I think most of the other technical terms were the names of different guns.

The M-2 is a .50 cal (as in the diameter of the bullet is a 1/2 inch) heavy machine gun. It was designed by John Moses Browning and entered service in 1919. Even our future robot overlords will not be able to significantly improve on it.

The M240B is a 7.62mm general purpose machine gun. Smaller than the M-2, it is meant to be carried or mounted on vehicles. Whatever the situation dictates.

If I remember right, it is pretty much just a Mag 58, which is pretty much just a German MG42 from WWII. It still works just fine.

The Mk46 and Mk48 are smaller machine guns in 5.56mm (the same caliber as our M-4 carbines, the ubiquitous shorter versions of the M-16) and 7.62mm calibers that are easier to carry.
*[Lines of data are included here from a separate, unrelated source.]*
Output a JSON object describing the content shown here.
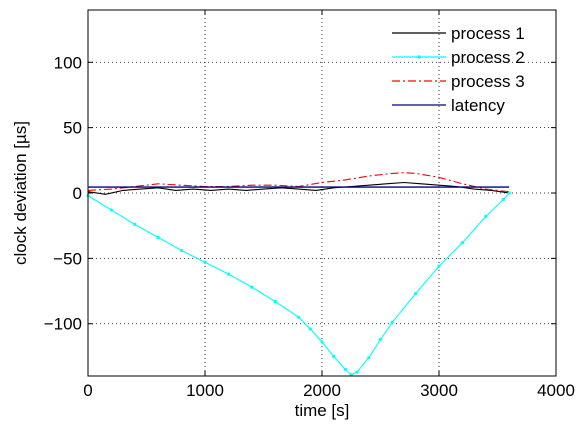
{
  "chart_data": {
    "type": "line",
    "xlabel": "time [s]",
    "ylabel": "clock deviation [µs]",
    "xlim": [
      0,
      4000
    ],
    "ylim": [
      -140,
      140
    ],
    "xticks": [
      0,
      1000,
      2000,
      3000,
      4000
    ],
    "yticks": [
      -100,
      -50,
      0,
      50,
      100
    ],
    "xtick_labels": [
      "0",
      "1000",
      "2000",
      "3000",
      "4000"
    ],
    "ytick_labels": [
      "−100",
      "−50",
      "0",
      "50",
      "100"
    ],
    "grid": true,
    "legend_position": "top-right",
    "series": [
      {
        "name": "process 1",
        "color": "#000000",
        "style": "solid",
        "x": [
          0,
          150,
          300,
          450,
          600,
          750,
          900,
          1050,
          1200,
          1350,
          1500,
          1650,
          1800,
          1950,
          2100,
          2250,
          2400,
          2550,
          2700,
          2850,
          3000,
          3150,
          3300,
          3450,
          3600
        ],
        "y": [
          1,
          -1,
          2,
          3,
          4,
          2,
          3,
          2,
          3,
          2,
          3,
          4,
          3,
          2,
          4,
          5,
          6,
          7,
          8,
          7,
          6,
          5,
          3,
          2,
          0
        ]
      },
      {
        "name": "process 2",
        "color": "#00ffff",
        "style": "solid-markers",
        "x": [
          0,
          200,
          400,
          600,
          800,
          1000,
          1200,
          1400,
          1600,
          1800,
          1900,
          2000,
          2100,
          2200,
          2250,
          2300,
          2400,
          2500,
          2600,
          2800,
          3000,
          3200,
          3400,
          3550,
          3600
        ],
        "y": [
          -2,
          -13,
          -24,
          -34,
          -44,
          -53,
          -62,
          -72,
          -83,
          -95,
          -104,
          -114,
          -125,
          -135,
          -139,
          -137,
          -126,
          -112,
          -99,
          -77,
          -56,
          -38,
          -18,
          -5,
          0
        ]
      },
      {
        "name": "process 3",
        "color": "#ff0000",
        "style": "dash-dot",
        "x": [
          0,
          200,
          400,
          600,
          800,
          1000,
          1200,
          1400,
          1600,
          1800,
          2000,
          2200,
          2400,
          2600,
          2700,
          2800,
          3000,
          3200,
          3400,
          3600
        ],
        "y": [
          2,
          3,
          5,
          7,
          6,
          5,
          5,
          6,
          6,
          5,
          8,
          10,
          13,
          15,
          15.5,
          15,
          12,
          7,
          3,
          1
        ]
      },
      {
        "name": "latency",
        "color": "#00008b",
        "style": "solid",
        "x": [
          0,
          3600
        ],
        "y": [
          4.5,
          4.5
        ]
      }
    ]
  }
}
There are trade-offs to the smaller size, but they seem to work just fine.

Ounces are pounds and pounds are pain... so smaller can be much better for the guy that has to carry the equipment around. Smaller can often mean a shorter barrel, which will generally translate into slower bullet velocity out of the barrel and inferior terminal ballistics as well.

Weapons are tools. When you have options, pick the one best suited to the task at hand.

As an Air Force guy though, my favorite weapon is still a radio. If the first rule of a gunfight is to bring all of your friends with guns... it's always better to bring all of your friends with guns and bombs and an overhead view of all that is happening.

On the topic of friends, I realized when someone was going home that we never say good bye here. It's not because of sentiment, but because odds are we'll see each other again on some future deployment, exercise, or boondoggle of a trip.

The military with its millions of people is really a very small place. The SOF community is even smaller.

Within every SOF specialty there is a saying that if you ain't cheatin', you ain't trying. If you get caught, you ain't (insert name of specialty that thinks it coined this cliche here).

True to form, the hoarding of Gatorade Health Shakes from the chow hall has begun anew. Karl Marx may have preached about giving according to your abilities and taking only according to your needs, but the distribution of desired goodies from the chow hall is based more on a Social Darwinism.

He who can take the most, the fastest, has the most soonest. Sometimes that is fodder for trading.

Me? I just think a Gatorade Health Shake and a Shock Coffee make a great breakfast.

I do, however, need to take inventory of my kit and evaluate what I am willing to use as for trading and what I'm either accountable for or truly want/need.

There may be some good opportunities for new or new-to-me toys.

My partner was kind enough to donate a pair of flame-resistant ACUs to me. He forgot his ACU name tapes at home, and doesn't plan on paying to have new ones made here since he doesn't really care for the ACUs anyway. He also has a bunch of ACUs back at home already so the new ones he got issued here are of no use to him.

Unfortunately, one thing I can't trade for is a new pair of running shoes. I believe I mentioned earlier that I found a good deal on a the pair I've been looking for and ordered them. Well, the company emailed me back to say they were kidding.

They don't have my size.

Apparenlty finding running shoes sized like snow shoes will be more difficult than I thought. Oh well.